My Lords, I lived a long time and I remember that at one time we spoke about rationalisation; now it is the development of technology. Is not the basis of it all that we should produce more with less labour involved in the process of producing it? Does not that mean more unemployment, bearing in mind the 4 million unemployed that we have today?

Lord Glenarthur

No, my Lords; I do not agree with the noble Lord. I believe that it is through the development of technology that we shall be able to compete in the world and be able to create jobs. I believe that there are various parts to any strategy which might exist and I think I can say that our information technology industry and business in general need a modern and comprehensive information technology infrastructure, just as previous industrial revolutions demanded a transport infrastructure of roads, canals, railways and that sort of thing.

Viscount St.
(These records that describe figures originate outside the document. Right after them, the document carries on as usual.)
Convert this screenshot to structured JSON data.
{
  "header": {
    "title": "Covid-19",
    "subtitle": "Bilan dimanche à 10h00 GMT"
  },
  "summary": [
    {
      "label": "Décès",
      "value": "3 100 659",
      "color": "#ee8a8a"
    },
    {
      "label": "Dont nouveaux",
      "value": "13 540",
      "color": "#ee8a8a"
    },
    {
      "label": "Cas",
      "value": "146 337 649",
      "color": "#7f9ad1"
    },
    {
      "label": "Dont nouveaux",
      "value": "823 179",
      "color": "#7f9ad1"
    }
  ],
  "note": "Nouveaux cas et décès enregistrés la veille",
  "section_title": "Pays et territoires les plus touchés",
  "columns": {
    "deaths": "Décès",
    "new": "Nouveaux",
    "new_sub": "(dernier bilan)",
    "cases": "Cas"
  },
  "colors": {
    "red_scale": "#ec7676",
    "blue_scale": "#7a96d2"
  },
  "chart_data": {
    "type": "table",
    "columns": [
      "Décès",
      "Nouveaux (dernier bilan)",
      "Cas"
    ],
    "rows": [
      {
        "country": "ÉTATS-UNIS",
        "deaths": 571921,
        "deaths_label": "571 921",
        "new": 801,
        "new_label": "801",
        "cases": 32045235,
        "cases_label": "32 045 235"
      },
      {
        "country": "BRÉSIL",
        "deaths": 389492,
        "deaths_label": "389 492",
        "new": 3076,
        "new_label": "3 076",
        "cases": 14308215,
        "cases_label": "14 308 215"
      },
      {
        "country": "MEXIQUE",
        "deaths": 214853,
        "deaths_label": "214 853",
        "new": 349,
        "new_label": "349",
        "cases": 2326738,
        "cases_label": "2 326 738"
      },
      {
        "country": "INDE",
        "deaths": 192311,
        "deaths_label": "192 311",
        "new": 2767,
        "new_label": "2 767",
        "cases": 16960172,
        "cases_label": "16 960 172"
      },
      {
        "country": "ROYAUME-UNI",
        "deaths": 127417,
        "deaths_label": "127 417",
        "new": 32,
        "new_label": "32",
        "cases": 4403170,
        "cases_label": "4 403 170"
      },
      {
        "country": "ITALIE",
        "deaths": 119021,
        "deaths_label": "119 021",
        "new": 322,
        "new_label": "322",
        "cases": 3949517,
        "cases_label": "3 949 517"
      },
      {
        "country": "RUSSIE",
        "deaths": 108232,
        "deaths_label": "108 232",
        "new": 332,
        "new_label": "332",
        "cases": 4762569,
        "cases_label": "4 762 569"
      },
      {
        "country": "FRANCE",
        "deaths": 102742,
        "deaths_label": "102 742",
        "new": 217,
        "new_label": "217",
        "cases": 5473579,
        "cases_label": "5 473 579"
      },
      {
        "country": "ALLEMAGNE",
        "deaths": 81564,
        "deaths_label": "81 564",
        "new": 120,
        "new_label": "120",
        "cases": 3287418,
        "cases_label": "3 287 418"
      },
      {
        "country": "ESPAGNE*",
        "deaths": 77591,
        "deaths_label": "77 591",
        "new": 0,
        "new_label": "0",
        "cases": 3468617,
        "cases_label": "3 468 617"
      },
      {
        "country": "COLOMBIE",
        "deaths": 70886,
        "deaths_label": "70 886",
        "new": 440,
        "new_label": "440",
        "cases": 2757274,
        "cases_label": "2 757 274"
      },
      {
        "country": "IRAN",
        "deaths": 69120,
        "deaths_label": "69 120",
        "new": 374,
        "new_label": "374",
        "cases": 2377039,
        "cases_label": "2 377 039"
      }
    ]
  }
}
Davids

My Lords, I wonder whether the noble Lord can tell the House how far the universities are able to benefit financially and help their funds from money raised by the sale of technology and new prototypes to industry? Is not this a help to university funds, or to what extent are they able to do this?

Lord Glenarthur

My Lords, I do not think I can give the noble Viscount an answer to that without due notice. The Government have announced their intention to increase the programme of recruitment by the universities of additional researchers and lecturers, particularly in the field of scientific research. An additional provision of £13 million is also to be made in 1983–84 for the expansion of research and the training of qualified manpower in fields related to IT.

Lord Somers

My Lords, can the noble Lord tell us how soon it will be possible for scientific research to have been carried forward so that people no longer need to use their brains?

Lord Glenarthur

My Lords, there are those who believe that in due course computers may be able to think without being programmed, but I think we are a little way off that yet.

Lord Rochester

My Lords, this Question has already gone on a long time, but is the noble Lord able to give us briefly any information about the development of the Open Tech, which I think was not among the agencies to which he referred when replying to the noble Lord, Lord Sandys?

Lord Glenarthur

No, my Lords, I am afraid that I have not got that information, but I shall find out and write to the noble Lord.